El trazado de la N-230 desde Lérida hacia el Pirineo es caprichoso. La sinuosa vía cruza en varias ocasiones la línea imaginaria que separa Aragón de Cataluña. Atraviesa los límites de las dos autonomías al menos en seis ocasiones. Y lo hace con la naturalidad de alguien que está cómodo con su vecino y que no necesita llamar en la puerta antes de entrar.
Con la misma tranquilidad que a diario circulan las vacas en su peregrinar del llano a la montaña, siguiendo el cauce del río Noguera Ribagorzana. Los habitantes de estas zonas no entienden de fronteras ni de malos rollos con sus vecinos a ambos lados de la línea. Históricamente, han compartido lengua, ríos, actividades comerciales, económicas y hasta sanitarias. Muchos aragoneses de la zona oriental se desplazan a diario hasta el hospital de Lérida.
Así ha sido siempre, a pesar de que los políticos de un lado y del otro se han empeñado en enrarecer el clima de vecindad con conflictos que tienen mucho de manipulación. Las zancadillas han sido constantes. Pese a ello, Aragón y Cataluña, que comparten más de 400 kilómetros de línea divisoria, están condenadas a entenderse. Es una necesidad mutua. No solo por razones de buena vecindad, sino también por los múltiples intereses económicos y empresariales existentes.

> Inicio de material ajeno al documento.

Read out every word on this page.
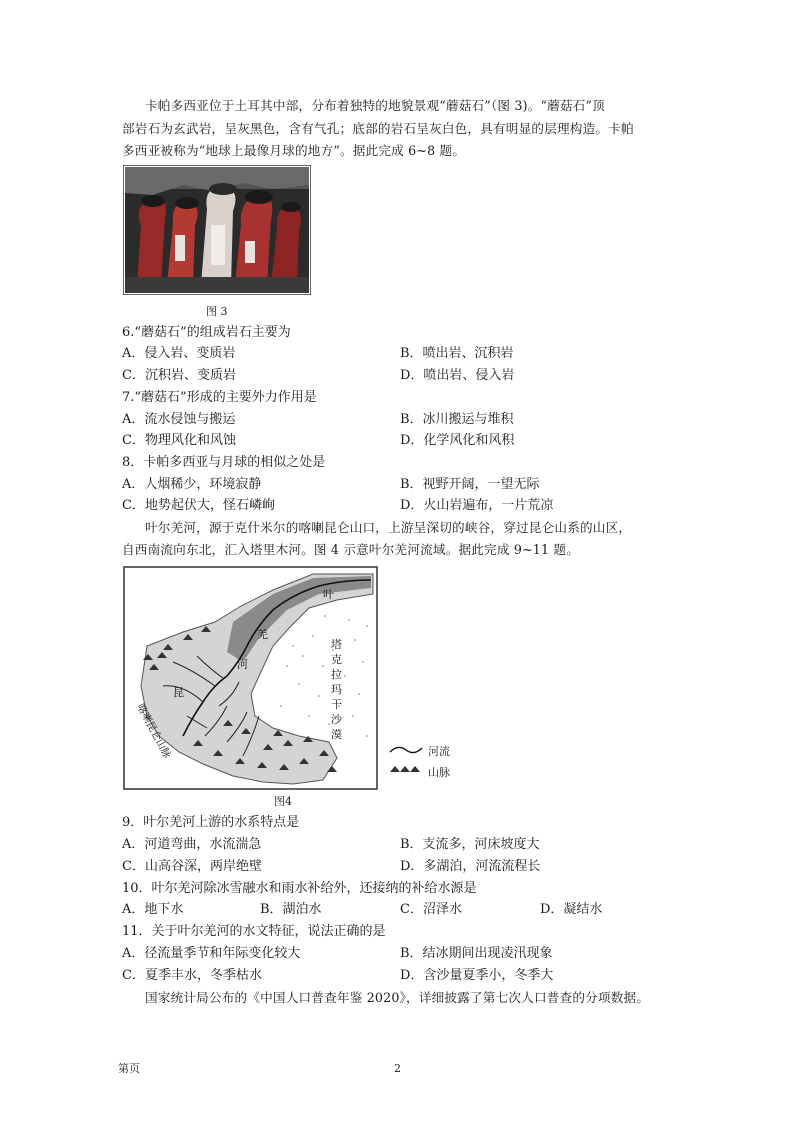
卡帕多西亚位于土耳其中部，分布着独特的地貌景观“蘑菇石”（图 3)。“蘑菇石”顶
部岩石为玄武岩，呈灰黑色，含有气孔；底部的岩石呈灰白色，具有明显的层理构造。卡帕
多西亚被称为“地球上最像月球的地方”。据此完成 6~8 题。
图 3
6.“蘑菇石”的组成岩石主要为
A．侵入岩、变质岩	B．喷出岩、沉积岩
C．沉积岩、变质岩	D．喷出岩、侵入岩
7.“蘑菇石”形成的主要外力作用是
A．流水侵蚀与搬运	B．冰川搬运与堆积
C．物理风化和风蚀	D．化学风化和风积
8．卡帕多西亚与月球的相似之处是
A．人烟稀少，环境寂静	B．视野开阔，一望无际
C．地势起伏大，怪石嶙峋	D．火山岩遍布，一片荒凉
叶尔羌河，源于克什米尔的喀喇昆仑山口，上游呈深切的峡谷，穿过昆仑山系的山区，
自西南流向东北，汇入塔里木河。图 4 示意叶尔羌河流域。据此完成 9~11 题。
叶
羌
河
昆
塔
克
拉
玛
干
沙
漠
喀喇昆仑山脉	河流
山脉
图4
9．叶尔羌河上游的水系特点是
A．河道弯曲，水流湍急	B．支流多，河床坡度大
C．山高谷深，两岸绝壁	D．多湖泊，河流流程长
10．叶尔羌河除冰雪融水和雨水补给外，还接纳的补给水源是
A．地下水	B．湖泊水	C．沼泽水	D．凝结水
11．关于叶尔羌河的水文特征，说法正确的是
A．径流量季节和年际变化较大	B．结冰期间出现凌汛现象
C．夏季丰水，冬季枯水	D．含沙量夏季小，冬季大
国家统计局公布的《中国人口普查年鉴 2020》，详细披露了第七次人口普查的分项数据。
第页	2
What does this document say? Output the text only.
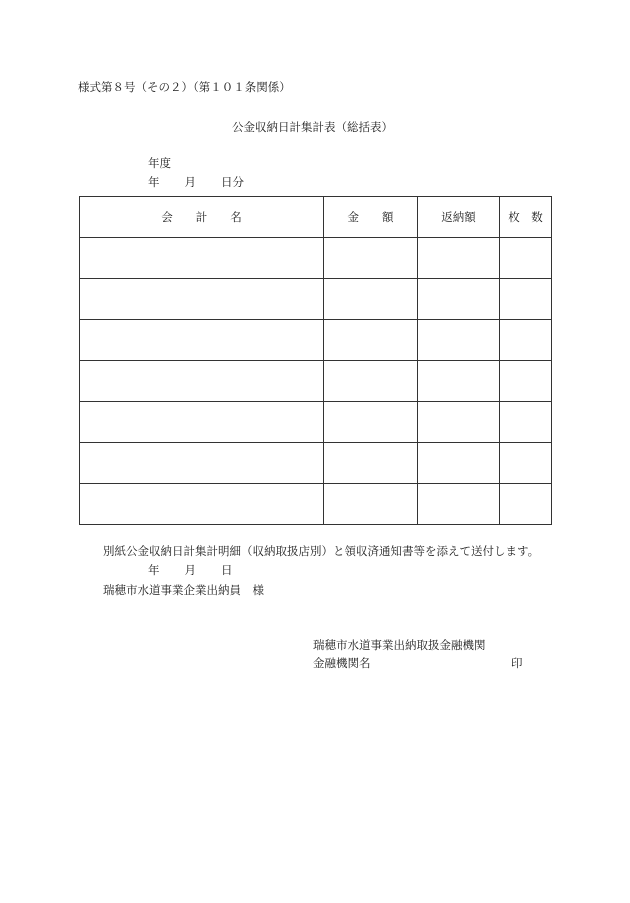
様式第８号（その２）（第１０１条関係）
公金収納日計集計表（総括表）
年度
年 月 日分
会　　計　　名	金　　額	返納額	枚　数

別紙公金収納日計集計明細（収納取扱店別）と領収済通知書等を添えて送付します。
年 月 日
瑞穂市水道事業企業出納員　様
瑞穂市水道事業出納取扱金融機関
金融機関名	印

En las elecciones autonómicas que se celebran este domingo en Cataluña está en juego el Gobierno catalán de los próximos años y, quién sabe, si también la estabilidad del Ejecutivo de Pedro Sánchez. Este domingo, los más de 5 millones de catalanes deciden si apuestan por el secesionismo y las barricadas o, por el contrario, vuelven al diálogo con el Estado.
Y Aragón, en medio de este complejo tablero plagado de intereses, estará también a pie de urna, siguiendo con extraordinaria atención el escrutinio, porque necesita para avanzar en su desarrollo, como así ha sido siempre, a su incómodo vecino del Este.